Since then, Twin­ing has sur­prised even him­self by com­ing out for Demo­crat Hil­lary Clin­ton.

Her cam­paign team boasted of his con­ver­sion, chalk­ing up his name along with those of scores of other promi­nent Repub­li­can thinkers who have switched teams.

“If you’d told me a year ago, that I’d be for her, like pub­licly, I would have said, ‘You’re nuts’, but that’s just where we are,” he said in Perth this week.

“Fun­nily enough, she’s the Repub­li­can on for­eign pol­icy in this race. She’s the hawk. She’s the one who wants to stand up to China and Rus­sia. I think the chances of do­ing the TPP (Trans-Pa­cific Part­ner­ship) are much higher un­der her . . . she would both re­as­sure our al­lies and slightly un­set­tle our com­peti­tors and that’s the right can­di­date to sup­port.”

Twin­ing, an Asia ex­pert with US pub­lic pol­icy think tank the Ger­man Mar­shall Fund, was on a visit or­gan­ised by the US State De­part­ment.

The “least worst” sce­nario Twin­ing en­vi­sions if Trump wins is that he del­e­gates the run­ning of the coun­try to others, is held in check by a Repub­li­can Congress and mod­er­ates some of his more out­landish views.

“He may be self-in­ter­ested enough not to start a trade war with China, not to blow up the US-Ja­pan al­liance, not to build a wall with Mex­ico that will alien­ate ev­ery­one on both sides,” Twin­ing said.

But an­other plau­si­ble sce­nario is a seis­mic split in the Repub­li­can Party, par­tic­u­larly con­sid­er­ing many of the party’s can­di­dates seek­ing re-elec­tion are do­ing so with­out any ref­er­ence to Trump.

Al­ready, Twin­ing says, there are signs of big shifts in al­le­giances re­shap­ing the Amer­i­can po­lit­i­cal land­scape.

“So the big ques­tion is, is this one of those re­align­ment elec­tions in which Trump takes back those blue-col­lar Democrats from the Clin­ton cam­paign? And do Repub­li­can in­ter­na­tion­al­ists pivot to­wards the Democrats?”

He ex­pects a solid Clin­ton win on Novem­ber 8, but Twin­ing says Aus­tralia should pre­pare for a more hawk­ish pres­i­dent. He’s talk­ing here about a tougher ap­proach to a range of chal­lenges, from the rise of China to Rus­sian ag­gres­sion in Europe and the threat of Is­lamic State.

One senses that more hawk­ish times might suit Twin­ing, who thinks Aus­tralia has been too ac­com­mo­dat­ing of China.

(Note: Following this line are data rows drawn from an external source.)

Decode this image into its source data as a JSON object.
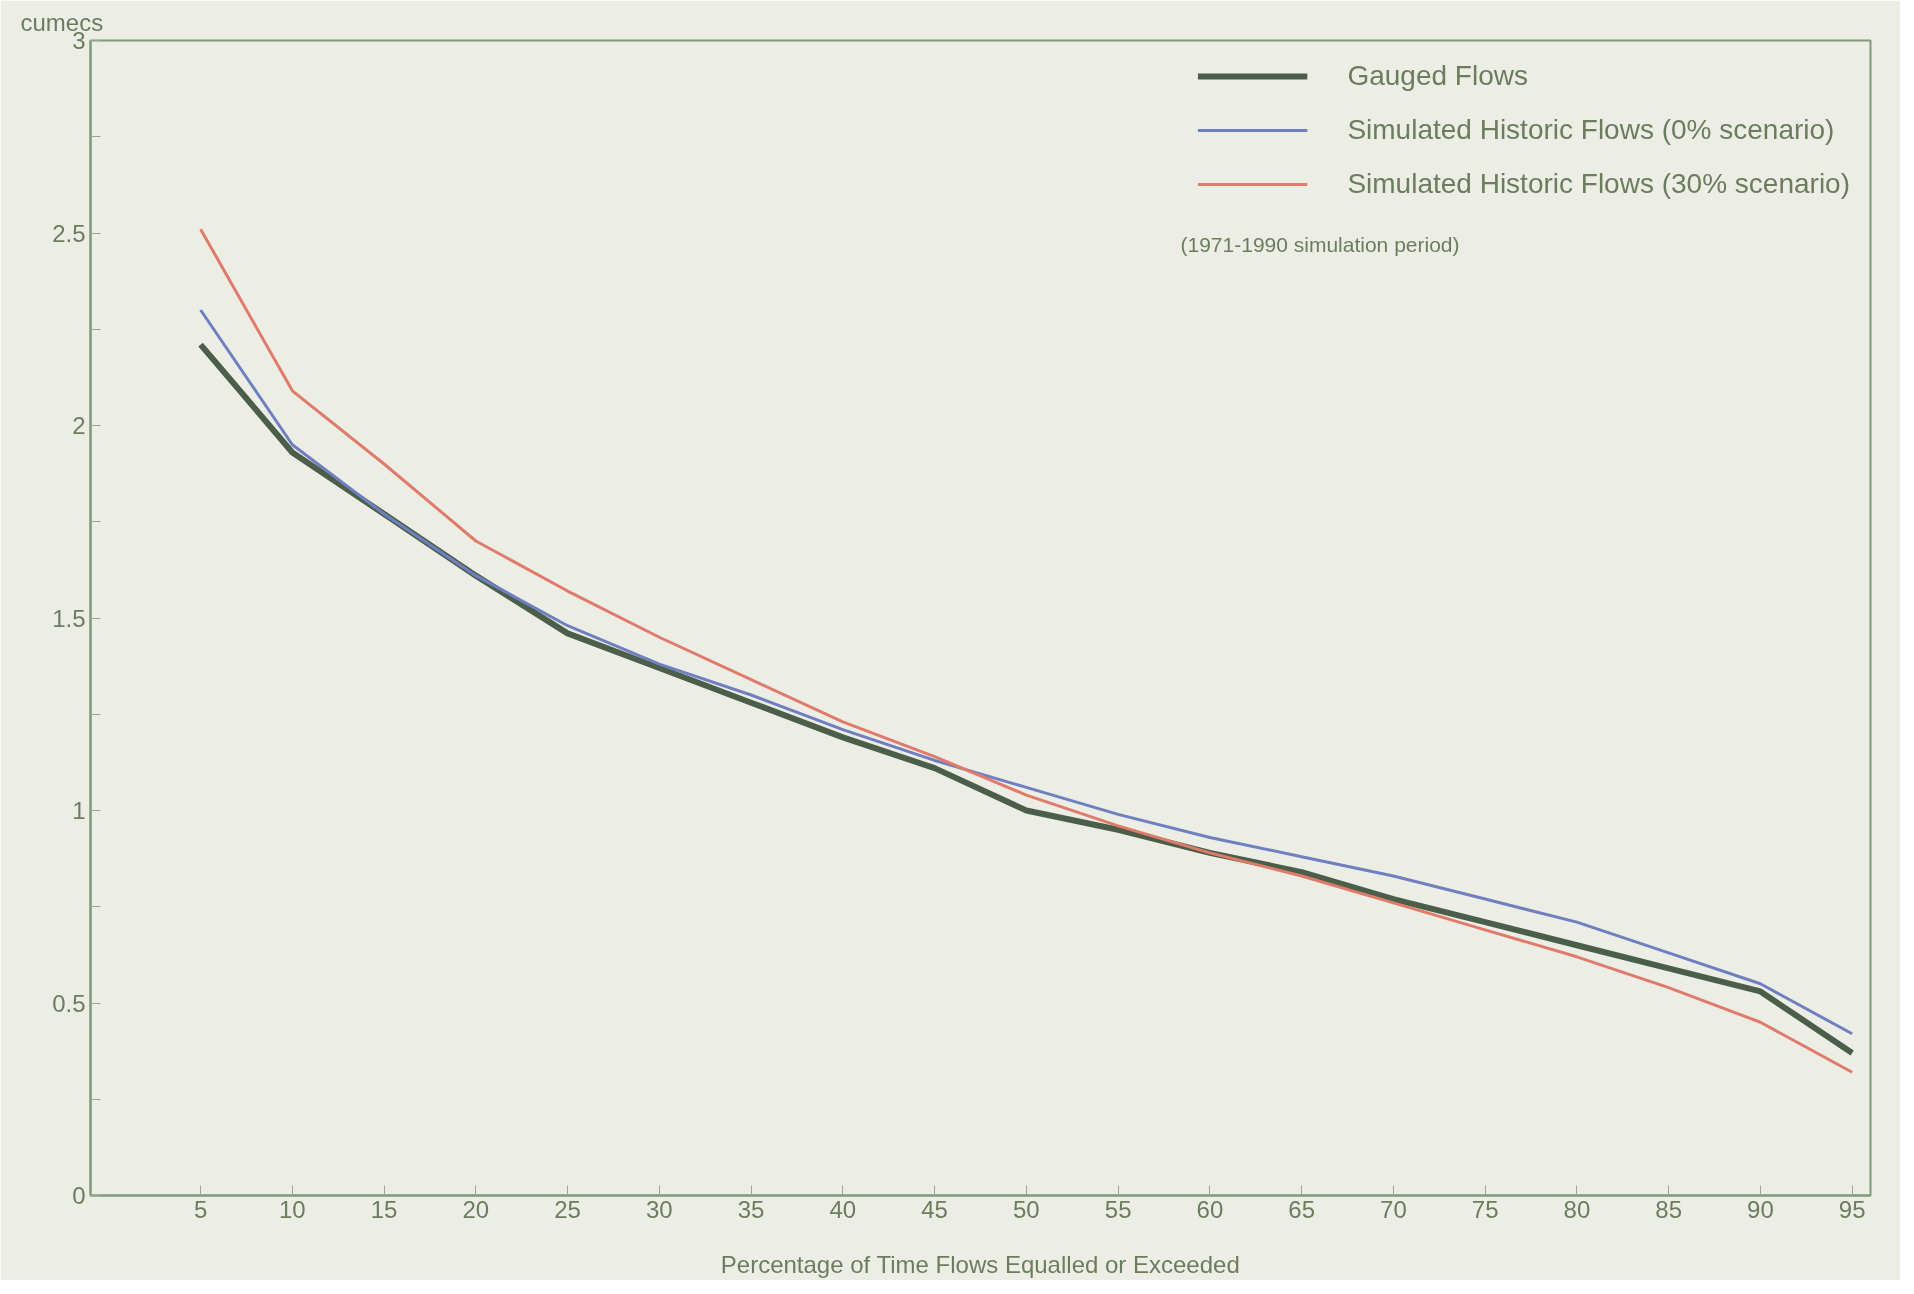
{
  "chart_data": {
    "type": "line",
    "xlabel": "Percentage of Time Flows Equalled or Exceeded",
    "ylabel": "cumecs",
    "x": [
      5,
      10,
      15,
      20,
      25,
      30,
      35,
      40,
      45,
      50,
      55,
      60,
      65,
      70,
      75,
      80,
      85,
      90,
      95
    ],
    "series": [
      {
        "name": "Gauged Flows",
        "color": "#4a5e4a",
        "values": [
          2.21,
          1.93,
          1.77,
          1.61,
          1.46,
          1.37,
          1.28,
          1.19,
          1.11,
          1.0,
          0.95,
          0.89,
          0.84,
          0.77,
          0.71,
          0.65,
          0.59,
          0.53,
          0.37
        ]
      },
      {
        "name": "Simulated Historic Flows (0% scenario)",
        "color": "#6f7fc0",
        "values": [
          2.3,
          1.95,
          1.77,
          1.61,
          1.48,
          1.38,
          1.3,
          1.21,
          1.13,
          1.06,
          0.99,
          0.93,
          0.88,
          0.83,
          0.77,
          0.71,
          0.63,
          0.55,
          0.42
        ]
      },
      {
        "name": "Simulated Historic Flows (30% scenario)",
        "color": "#e07a6a",
        "values": [
          2.51,
          2.09,
          1.9,
          1.7,
          1.57,
          1.45,
          1.34,
          1.23,
          1.14,
          1.04,
          0.96,
          0.89,
          0.83,
          0.76,
          0.69,
          0.62,
          0.54,
          0.45,
          0.32
        ]
      }
    ],
    "xlim": [
      -1,
      96
    ],
    "xticks": [
      5,
      10,
      15,
      20,
      25,
      30,
      35,
      40,
      45,
      50,
      55,
      60,
      65,
      70,
      75,
      80,
      85,
      90,
      95
    ],
    "ylim": [
      0,
      3
    ],
    "yticks": [
      0,
      {
        "value": 0.25,
        "label": null
      },
      0.5,
      {
        "value": 0.75,
        "label": null
      },
      1,
      {
        "value": 1.25,
        "label": null
      },
      1.5,
      {
        "value": 1.75,
        "label": null
      },
      2,
      {
        "value": 2.25,
        "label": null
      },
      2.5,
      {
        "value": 2.75,
        "label": null
      },
      3
    ],
    "grid": false,
    "legend": "top right",
    "marker": "none",
    "line_style": "solid",
    "annotations": [
      "(1971-1990 simulation period)"
    ]
  }
}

“I’ve been re­ally sur­prised by the role of Chi­nese money in your pol­i­tics,” he says. “There’s no other coun­try I know of where a for­eign govern­ment or for­eign funds openly could get be­hind po­lit­i­cal can­di­dates.

“China is pur­su­ing a de­sign to wedge apart the US al­liance sys­tem in Asia and it’s naive not to un­der­stand that the tools at their dis­posal are of­ten eco­nomic.” There’s no doubt­ing Twin­ing when he says that, de­spite his de­ci­sion to en­dorse Clin­ton, “there’s noth­ing kind of squishy about my Repub­li­can iden­tity”.

He’s still a Repub­li­can, but he’s far from be­ing very still.

If he’s right and Clin­ton wins, the world may reckon with a hawk­ish Demo­crat pres­i­dent, urged on by Repub­li­can for­eign pol­icy hawks. That can only mean more pres­sure from our ally to con­front chal­lenges posed by China.